In 1917, the school hosted its first annual May Day event.

Following Llewellyn D. Scott's death in 1937, his sister Emma Scott became the head of the school.

===Merger with the Westminster Schools===
In 1953, the school merged with Westminster Schools, a co-educational school.

The "Home Building," originally constructed in 1895, housed the school until 1953. In 1955, the building was torn down and replaced with the Riviera Motel.

==Presidents==
- 1878-1885: Miss Lola Washington
- 1885-1891: Mrs. Emily Stewart (later remarried and became Mrs. Robert Park)
- 1891-1904: Mrs. Alice Chandler
- 1904-1937: Mr. Llewellyn D. Scott and Miss Emma B. Scott (brother and sister)
- 1937-1953: Miss Emma Scott

==Notable Figures==
- Anita Washington, one of the schools's founders, was a member of multiple social clubs as well as being an especially devoted member of St. Phillip's Episcopal Church. She graduated from St.

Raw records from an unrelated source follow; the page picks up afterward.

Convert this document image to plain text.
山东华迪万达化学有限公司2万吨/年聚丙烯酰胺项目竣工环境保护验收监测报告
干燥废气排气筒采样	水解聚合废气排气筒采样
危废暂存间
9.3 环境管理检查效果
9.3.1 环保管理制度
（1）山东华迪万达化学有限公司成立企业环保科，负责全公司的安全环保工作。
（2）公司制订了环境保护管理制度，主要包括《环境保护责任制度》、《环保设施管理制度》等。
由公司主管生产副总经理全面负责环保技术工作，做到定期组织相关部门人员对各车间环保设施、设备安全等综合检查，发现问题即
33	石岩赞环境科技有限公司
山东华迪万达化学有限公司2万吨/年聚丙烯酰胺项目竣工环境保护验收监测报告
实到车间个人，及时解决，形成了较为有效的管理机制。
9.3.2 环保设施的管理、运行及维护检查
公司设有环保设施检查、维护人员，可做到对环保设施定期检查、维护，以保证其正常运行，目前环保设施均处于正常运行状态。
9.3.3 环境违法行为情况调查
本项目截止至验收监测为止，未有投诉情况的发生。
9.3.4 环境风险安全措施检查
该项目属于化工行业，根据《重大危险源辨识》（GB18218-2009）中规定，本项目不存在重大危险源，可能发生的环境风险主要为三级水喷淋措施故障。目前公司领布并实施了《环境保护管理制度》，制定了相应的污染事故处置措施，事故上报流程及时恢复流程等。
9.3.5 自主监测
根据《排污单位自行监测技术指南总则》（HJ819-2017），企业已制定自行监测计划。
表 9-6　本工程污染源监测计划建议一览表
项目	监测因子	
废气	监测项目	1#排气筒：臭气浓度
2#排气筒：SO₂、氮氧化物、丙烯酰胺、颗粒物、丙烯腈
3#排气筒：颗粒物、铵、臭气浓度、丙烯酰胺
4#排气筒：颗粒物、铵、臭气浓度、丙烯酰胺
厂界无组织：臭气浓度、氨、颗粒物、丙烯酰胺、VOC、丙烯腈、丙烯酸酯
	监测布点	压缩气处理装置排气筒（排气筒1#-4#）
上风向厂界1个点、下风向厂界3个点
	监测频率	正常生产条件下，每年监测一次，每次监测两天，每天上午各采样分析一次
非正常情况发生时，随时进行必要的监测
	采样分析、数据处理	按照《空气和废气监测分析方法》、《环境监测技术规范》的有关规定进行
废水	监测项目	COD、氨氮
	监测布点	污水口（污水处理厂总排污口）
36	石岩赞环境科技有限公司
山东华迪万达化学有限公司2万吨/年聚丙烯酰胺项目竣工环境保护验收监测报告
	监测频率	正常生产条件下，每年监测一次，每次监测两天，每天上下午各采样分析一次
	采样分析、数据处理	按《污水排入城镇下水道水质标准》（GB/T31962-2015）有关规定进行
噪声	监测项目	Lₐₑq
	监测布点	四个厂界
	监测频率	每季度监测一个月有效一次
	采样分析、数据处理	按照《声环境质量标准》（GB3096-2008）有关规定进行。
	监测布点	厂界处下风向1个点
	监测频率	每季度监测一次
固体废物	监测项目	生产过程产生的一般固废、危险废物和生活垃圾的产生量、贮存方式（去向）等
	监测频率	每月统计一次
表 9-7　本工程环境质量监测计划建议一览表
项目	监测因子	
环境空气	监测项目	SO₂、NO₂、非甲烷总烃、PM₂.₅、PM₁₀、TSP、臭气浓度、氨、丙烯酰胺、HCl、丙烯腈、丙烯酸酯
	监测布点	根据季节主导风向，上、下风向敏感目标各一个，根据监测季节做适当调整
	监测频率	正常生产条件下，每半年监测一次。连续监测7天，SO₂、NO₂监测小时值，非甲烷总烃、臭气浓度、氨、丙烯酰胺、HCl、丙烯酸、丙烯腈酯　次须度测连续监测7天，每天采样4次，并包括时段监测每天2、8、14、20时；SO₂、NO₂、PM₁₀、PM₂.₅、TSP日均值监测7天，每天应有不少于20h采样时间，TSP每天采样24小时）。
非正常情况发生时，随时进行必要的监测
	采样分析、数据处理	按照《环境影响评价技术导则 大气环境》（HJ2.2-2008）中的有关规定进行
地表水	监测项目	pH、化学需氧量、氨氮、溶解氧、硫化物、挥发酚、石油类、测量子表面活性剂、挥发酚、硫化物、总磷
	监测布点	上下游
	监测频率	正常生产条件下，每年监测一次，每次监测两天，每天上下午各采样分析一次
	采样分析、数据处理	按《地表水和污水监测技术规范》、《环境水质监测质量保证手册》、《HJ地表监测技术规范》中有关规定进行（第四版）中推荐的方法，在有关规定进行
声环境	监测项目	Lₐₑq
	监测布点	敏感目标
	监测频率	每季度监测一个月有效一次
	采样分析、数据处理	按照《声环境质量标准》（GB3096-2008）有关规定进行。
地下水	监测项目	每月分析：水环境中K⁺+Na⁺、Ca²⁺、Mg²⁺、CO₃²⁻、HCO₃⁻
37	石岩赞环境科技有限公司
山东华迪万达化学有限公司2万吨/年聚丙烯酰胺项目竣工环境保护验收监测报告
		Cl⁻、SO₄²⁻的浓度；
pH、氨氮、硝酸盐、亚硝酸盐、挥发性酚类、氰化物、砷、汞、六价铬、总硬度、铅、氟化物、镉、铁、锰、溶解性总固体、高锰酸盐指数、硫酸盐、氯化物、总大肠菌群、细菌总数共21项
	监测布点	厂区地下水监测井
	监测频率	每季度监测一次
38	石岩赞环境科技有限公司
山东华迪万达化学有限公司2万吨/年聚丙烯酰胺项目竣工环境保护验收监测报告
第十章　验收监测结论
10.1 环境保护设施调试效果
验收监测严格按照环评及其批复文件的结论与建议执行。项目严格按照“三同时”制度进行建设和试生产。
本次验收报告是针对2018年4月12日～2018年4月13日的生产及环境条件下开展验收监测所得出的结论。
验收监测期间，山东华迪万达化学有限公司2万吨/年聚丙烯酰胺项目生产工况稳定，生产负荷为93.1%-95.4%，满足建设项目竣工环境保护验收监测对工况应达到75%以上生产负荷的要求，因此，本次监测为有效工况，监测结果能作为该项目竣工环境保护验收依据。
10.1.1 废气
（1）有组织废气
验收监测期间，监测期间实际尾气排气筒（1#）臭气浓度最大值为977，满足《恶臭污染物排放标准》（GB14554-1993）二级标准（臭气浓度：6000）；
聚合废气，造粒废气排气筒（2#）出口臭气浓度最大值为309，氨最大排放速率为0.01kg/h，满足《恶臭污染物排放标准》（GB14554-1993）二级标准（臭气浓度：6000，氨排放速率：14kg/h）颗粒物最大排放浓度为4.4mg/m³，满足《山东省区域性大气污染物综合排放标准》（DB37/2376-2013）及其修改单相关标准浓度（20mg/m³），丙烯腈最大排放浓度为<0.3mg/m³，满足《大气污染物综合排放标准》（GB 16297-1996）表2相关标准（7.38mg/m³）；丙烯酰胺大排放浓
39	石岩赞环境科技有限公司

Mary's College in Raleigh, North Carolina.
- Julia Collier Harris, writer, editor and journliast, graduated from Washington Seminary circa 1892.
- Margaret Mitchell, American author and journalist, graduated from Washington Seminary in 1918.
- Dorothy Kirby, sportscaster and golf champion, graduated from Washington Seminary in 1938.
- Margaret Zattau Roan, music therapist and clubwoman in Atlanta, graduated from Washington Seminary circa 1921
- Ann Marshall Davis (née Emmert), of Atlanta, graduated from Washington Seminary in 1947 and earned recognition across California as a book dramatist.

==Archival Collections==
There are two main locations for archival research on Washington Seminary. The first is the Lewis H. Beck Archives of The Westminster Schools, while additional materials can be found at the Atlanta History Center.